A government distribution truck brought rice to the mosque for the refugees, Ibrahim said. In addition, a local television station sent supplies, including dry biscuits. But more rice is needed, along with medicines, blankets and tents to provide shelter from off-and-on rains that mark the season.
Ibrahim said the camp sent a delegation to Banda Aceh to seek more food and, after filling out a form, received authorization to get 10 items on its list of needs. But when members of the delegation went to the airport to pick up the supplies, they got only three: instant noodles, rice and powdered milk.
Those in need of relief supplies – whether refugees themselves or aid organizations seeking to help them – have been ordered to report to the governor's headquarters in Banda Aceh to lodge their requests.

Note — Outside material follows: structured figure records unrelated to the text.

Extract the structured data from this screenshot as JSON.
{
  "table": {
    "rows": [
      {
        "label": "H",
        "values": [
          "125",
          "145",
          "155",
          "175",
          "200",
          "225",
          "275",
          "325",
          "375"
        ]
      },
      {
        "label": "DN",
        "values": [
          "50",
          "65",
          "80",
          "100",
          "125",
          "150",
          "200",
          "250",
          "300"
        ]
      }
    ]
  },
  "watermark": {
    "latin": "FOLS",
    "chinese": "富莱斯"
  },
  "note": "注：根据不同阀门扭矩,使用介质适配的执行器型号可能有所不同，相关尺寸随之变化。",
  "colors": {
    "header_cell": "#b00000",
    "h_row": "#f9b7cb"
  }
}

There, clerks have been assigned to help them fill out a form, after checking on the number of people to be helped and getting a stamped letter of authentication from the local community leader.
Armed with a signed authorization from the chief clerk, aid groups or refugee delegations are directed to the airport if their camp or community lies outside the city limits and to a downtown municipal services office if the refugees are inside Banda Aceh. But the downtown office ran out of food and shelter supplies within two days, its director said, and has since responded only to requests for medicine.
The director, Syahrullah, said he rented a truck with money donated by his staff and himself and went to the airport to seek more supplies. But the military logistics officers in charge at the airport warehouse declined to release the supplies, citing inadequate documentation. Told later of the problem, Syahrullah recalled, a provincial official helping to organize the relief system broke down in tears.